面接化の厄介なところは、本人の手応えと相手の印象がずれることです。ちゃんと聞けた、失礼もなかった、沈黙もなかった。仕事で磨いた聞き方が上手く出せたほど、手応えは良くなる。それなのに交際に進まない理由が、本人には見えません。

順番の失敗のいいところは、直したことが自分ですぐ分かることです。一文先に置いたとき、相手の答えが一文長くなる。その手応えは、その場で返ってきます。

正直に書くと、お見合いのお断りについて、詳しい理由まで伝わってくることは多くありません。相談所が隠すわけではなく、「フィーリングが合わなかった」といった形で伝わることが多いのです。

それでも、切り分けはできます。お見合いが成立している以上、写真とプロフィールは相手に届いて、通っています。それでも交際に進まなかったなら、原因は当日のどこかにある。写真と実物のギャップか、会話の中身か。この記事で書いた「情報の向き」は、その有力な候補の一つです。

当相談所では、お断りが続いたときに会員様へヒアリングをして、この切り分けを一緒にやっています。一人で反省会を続けると同じ場所を回りがちですが、構造から消していけば、次に変えるべき場所は絞れます。

これから婚活を始める方も、他社で活動していてお見合いが交際につながらない方も、まずは無料相談でお話を聞かせてください。これまでのお見合いでどんな会話をしてきたかを伺えば、どこで一方通行になっているかを具体的にお話しできます。そのうえで、当相談所でできることをご説明します。

よくある質問

Q. 口下手で、先に出せる「自分の話」が浮かびません。

A. 面白い話である必要はまったくありません。「私は休みの日、だいたい家にいるんですが」でも十分に役目を果たします。むしろ等身大の一文のほうが、相手も等身大で返しやすくなります。事前に5つ書き出しておけば、当日ひねり出す必要はなくなります。

Q. オンラインのお見合いでも、同じやり方でいいですか。

A. 同じです。むしろ画面越しは沈黙が重く感じられるぶん、質問を連射しやすくなります。先出しの価値は、対面より上がるとお考えください。

Q. 相手が質問してくれず、こちらばかり聞いています。

A. 緊張して質問できない方も多いので、すぐに脈なしと判断しないでください。先出しには、相手が乗りやすい足場を作る効果もあります。それでも最後まで一方通行だったなら、その感触はお見合い後の判断材料にして構いません。

Q. 話が盛り上がったのに、交際に進みませんでした。

A. 盛り上がりと交際の判断は、必ずしも一致しません。
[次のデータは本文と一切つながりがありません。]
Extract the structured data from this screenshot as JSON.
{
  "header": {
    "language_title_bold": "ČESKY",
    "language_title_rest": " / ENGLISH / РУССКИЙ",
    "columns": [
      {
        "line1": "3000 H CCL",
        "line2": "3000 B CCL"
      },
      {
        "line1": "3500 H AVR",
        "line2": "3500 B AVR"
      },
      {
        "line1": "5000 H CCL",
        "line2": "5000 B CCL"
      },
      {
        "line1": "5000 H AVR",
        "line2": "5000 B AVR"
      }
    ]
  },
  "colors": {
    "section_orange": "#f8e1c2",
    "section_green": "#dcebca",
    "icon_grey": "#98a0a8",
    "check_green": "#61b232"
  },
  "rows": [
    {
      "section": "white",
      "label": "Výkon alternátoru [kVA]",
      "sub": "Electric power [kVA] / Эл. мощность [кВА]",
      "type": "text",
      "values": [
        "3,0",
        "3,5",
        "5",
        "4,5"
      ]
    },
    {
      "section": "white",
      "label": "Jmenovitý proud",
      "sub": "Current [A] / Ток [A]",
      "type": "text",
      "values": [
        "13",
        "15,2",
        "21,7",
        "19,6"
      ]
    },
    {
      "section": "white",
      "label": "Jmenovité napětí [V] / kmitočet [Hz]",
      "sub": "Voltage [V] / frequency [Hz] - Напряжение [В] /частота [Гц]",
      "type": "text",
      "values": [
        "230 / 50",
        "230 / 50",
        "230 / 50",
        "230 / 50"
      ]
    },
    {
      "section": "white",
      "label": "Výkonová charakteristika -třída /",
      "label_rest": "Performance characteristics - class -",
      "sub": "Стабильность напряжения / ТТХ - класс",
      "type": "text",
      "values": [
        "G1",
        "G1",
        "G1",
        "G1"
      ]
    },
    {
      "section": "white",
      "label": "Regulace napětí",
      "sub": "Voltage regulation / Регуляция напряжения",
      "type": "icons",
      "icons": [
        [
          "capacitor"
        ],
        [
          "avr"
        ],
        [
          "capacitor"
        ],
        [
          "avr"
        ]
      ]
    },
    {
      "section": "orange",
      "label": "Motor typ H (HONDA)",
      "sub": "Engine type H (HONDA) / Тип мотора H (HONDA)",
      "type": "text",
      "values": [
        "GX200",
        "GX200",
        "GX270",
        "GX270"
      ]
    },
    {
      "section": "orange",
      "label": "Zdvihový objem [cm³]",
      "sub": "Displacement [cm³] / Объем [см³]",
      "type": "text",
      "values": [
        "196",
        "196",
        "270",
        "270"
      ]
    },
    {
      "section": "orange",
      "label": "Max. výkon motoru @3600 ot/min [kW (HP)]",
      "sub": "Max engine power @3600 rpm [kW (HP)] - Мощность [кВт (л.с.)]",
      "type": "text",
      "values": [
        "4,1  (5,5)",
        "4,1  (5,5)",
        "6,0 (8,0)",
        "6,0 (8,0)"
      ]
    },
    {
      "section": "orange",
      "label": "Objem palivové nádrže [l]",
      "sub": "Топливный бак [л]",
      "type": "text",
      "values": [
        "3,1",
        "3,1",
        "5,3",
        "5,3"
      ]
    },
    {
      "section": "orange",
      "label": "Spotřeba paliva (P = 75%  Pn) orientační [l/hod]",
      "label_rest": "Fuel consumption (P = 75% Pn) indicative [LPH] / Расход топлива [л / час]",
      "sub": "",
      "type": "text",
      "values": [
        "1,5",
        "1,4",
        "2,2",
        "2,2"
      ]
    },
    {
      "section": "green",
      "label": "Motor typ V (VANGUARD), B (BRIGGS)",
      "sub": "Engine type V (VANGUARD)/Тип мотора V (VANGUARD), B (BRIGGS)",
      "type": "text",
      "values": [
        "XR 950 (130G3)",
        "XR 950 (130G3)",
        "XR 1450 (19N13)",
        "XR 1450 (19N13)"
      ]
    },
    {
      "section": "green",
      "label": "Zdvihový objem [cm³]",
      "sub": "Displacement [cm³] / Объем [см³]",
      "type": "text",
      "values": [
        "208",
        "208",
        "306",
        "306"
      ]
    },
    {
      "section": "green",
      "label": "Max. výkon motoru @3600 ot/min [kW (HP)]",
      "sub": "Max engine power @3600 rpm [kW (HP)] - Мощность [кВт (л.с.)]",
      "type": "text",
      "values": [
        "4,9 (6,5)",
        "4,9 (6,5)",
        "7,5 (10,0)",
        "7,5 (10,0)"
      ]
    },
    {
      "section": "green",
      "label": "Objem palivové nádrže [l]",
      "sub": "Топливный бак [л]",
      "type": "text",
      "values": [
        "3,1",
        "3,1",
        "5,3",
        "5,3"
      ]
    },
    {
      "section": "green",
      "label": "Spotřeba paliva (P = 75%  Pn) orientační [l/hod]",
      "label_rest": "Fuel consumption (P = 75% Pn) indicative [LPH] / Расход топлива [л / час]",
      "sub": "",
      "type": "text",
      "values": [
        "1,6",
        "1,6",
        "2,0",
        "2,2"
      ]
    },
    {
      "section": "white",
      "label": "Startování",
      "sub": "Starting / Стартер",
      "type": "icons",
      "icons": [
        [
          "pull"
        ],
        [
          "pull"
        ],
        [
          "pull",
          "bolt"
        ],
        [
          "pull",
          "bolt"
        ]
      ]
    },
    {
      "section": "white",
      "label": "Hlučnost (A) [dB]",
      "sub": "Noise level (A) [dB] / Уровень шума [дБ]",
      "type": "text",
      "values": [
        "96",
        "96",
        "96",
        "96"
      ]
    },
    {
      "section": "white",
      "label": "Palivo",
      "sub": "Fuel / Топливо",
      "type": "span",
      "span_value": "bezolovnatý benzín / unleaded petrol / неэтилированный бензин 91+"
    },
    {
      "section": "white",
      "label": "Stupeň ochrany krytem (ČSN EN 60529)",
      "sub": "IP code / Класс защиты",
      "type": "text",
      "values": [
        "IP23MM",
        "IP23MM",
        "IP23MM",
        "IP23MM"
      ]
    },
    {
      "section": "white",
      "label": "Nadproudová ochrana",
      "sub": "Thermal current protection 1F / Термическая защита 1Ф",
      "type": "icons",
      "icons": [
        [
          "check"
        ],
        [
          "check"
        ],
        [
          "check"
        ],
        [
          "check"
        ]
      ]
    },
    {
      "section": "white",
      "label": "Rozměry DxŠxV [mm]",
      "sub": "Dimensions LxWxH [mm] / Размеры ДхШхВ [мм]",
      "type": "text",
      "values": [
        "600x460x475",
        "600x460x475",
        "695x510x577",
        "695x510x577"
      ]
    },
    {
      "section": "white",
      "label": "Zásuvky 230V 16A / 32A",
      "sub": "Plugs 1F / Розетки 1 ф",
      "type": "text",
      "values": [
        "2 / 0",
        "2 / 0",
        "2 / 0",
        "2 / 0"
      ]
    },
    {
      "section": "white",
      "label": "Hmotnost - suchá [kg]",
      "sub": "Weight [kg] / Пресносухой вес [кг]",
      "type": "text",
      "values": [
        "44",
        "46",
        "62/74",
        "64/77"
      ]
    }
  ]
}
こちらが楽しく話せた時間が、相手には「聞き役の時間」だったこともあります。振り返るときの物差しは「盛り上がったか」より「相手は何割話していたか」です。半分近く話してもらえていたなら、会話の問題ではない可能性が高いです。

Q. 仕事の面談のクセが強くて、切り替えられる気がしません。

A. クセを消す必要はありません。ヒアリングが上手な方は、相手の話を整理して聞く力がもともと高い。足すのは「先に一文置く」の一動作だけです。面談で言えば、アイスブレイクで自分の話を少しする、あの動作をお見合いでは毎回やる、と考えてください。